Herbert James Turner (6 August 1910 – 5 May 1998) was an Australian representative rower. He was a four-time single sculls national champion who won the single sculls event at the 1938 British Empire Games. He competed in the double sculls at the 1936 Olympics, together with Bill Dixon, and finished sixth.

==State and club rowing==
Turner's senior rowing was from Sydney Rowing Club.
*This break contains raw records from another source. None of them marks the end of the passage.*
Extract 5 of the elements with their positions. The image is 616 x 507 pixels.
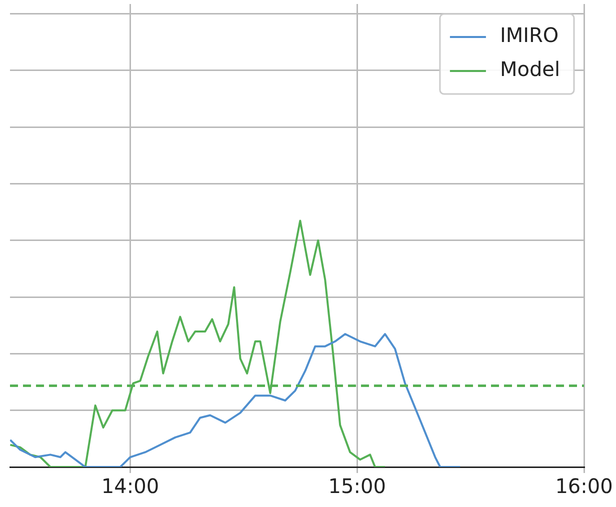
x-tick-label: 16:00	[555, 474, 613, 498]
x-tick-label: 14:00	[101, 474, 160, 498]
legend-label: IMIRO	[500, 23, 559, 48]
x-tick-label: 15:00	[328, 474, 386, 498]
legend-label: Model	[500, 57, 560, 82]
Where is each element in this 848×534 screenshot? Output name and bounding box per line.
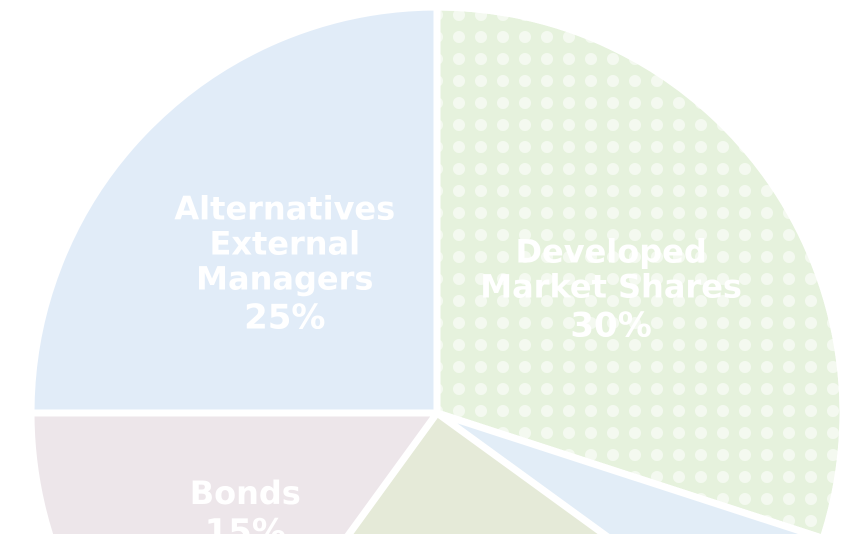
slice-value-label-developed-market-shares: 30% [570, 306, 651, 346]
pie-slice-slice-3 [344, 409, 610, 534]
slice-label-alternatives-external-managers-line-3: Managers [196, 259, 373, 297]
slice-label-bonds-line-1: Bonds [190, 474, 301, 512]
slice-label-alternatives-external-managers-line-2: External [209, 224, 360, 262]
pie-slices [27, 3, 847, 534]
pie-slice-alternatives-external-managers [27, 3, 441, 417]
slice-label-developed-market-shares-line-2: Market Shares [480, 268, 742, 306]
slice-value-label-bonds: 15% [205, 512, 286, 534]
slice-label-developed-market-shares-line-1: Developed [515, 233, 706, 271]
pie-slice-slice-2 [433, 409, 821, 534]
pie-slice-developed-market-shares-pattern [433, 3, 847, 534]
slice-value-label-alternatives-external-managers: 25% [244, 297, 325, 337]
pie-slice-bonds [27, 409, 441, 534]
slice-label-alternatives-external-managers-line-1: Alternatives [174, 189, 395, 227]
He was first selected as the New South Wales state entrant to contest the President's Cup - the interstate single sculls championship - at the 1932 Interstate Regatta. He won that title in 1932 and then won the event in 1933, 1934 (with a winning margin of 15 lengths) and 1935 (by 48 secs).

==International representative rowing==
Although he was the 1935 Australian single-sculls champion, Turner was beaten in selection trials for the 1936 Summer Olympics by Cecil Pearce. Pearce was chosen as the single sculler and Turner was selected to row the double scull with Pearce. The rowing selectors also nominated Pearce and Turner in a double scull. However the AOF selection committee preferred to see Pearce focus on the single and Turner rowed the double with the Bill Dixon the reserve for the men's eight. Though Dixon had not sculled before selection, he and Turner were the best performers of the three Australian boats in Berlin. They made the Olympic final and placed sixth.

In 1938 Turner was Australia's single sculls entrant for the 1938 Commonwealth Games where he won the gold medal beating the British sculler Peter H. Jackson by five lengths in the final.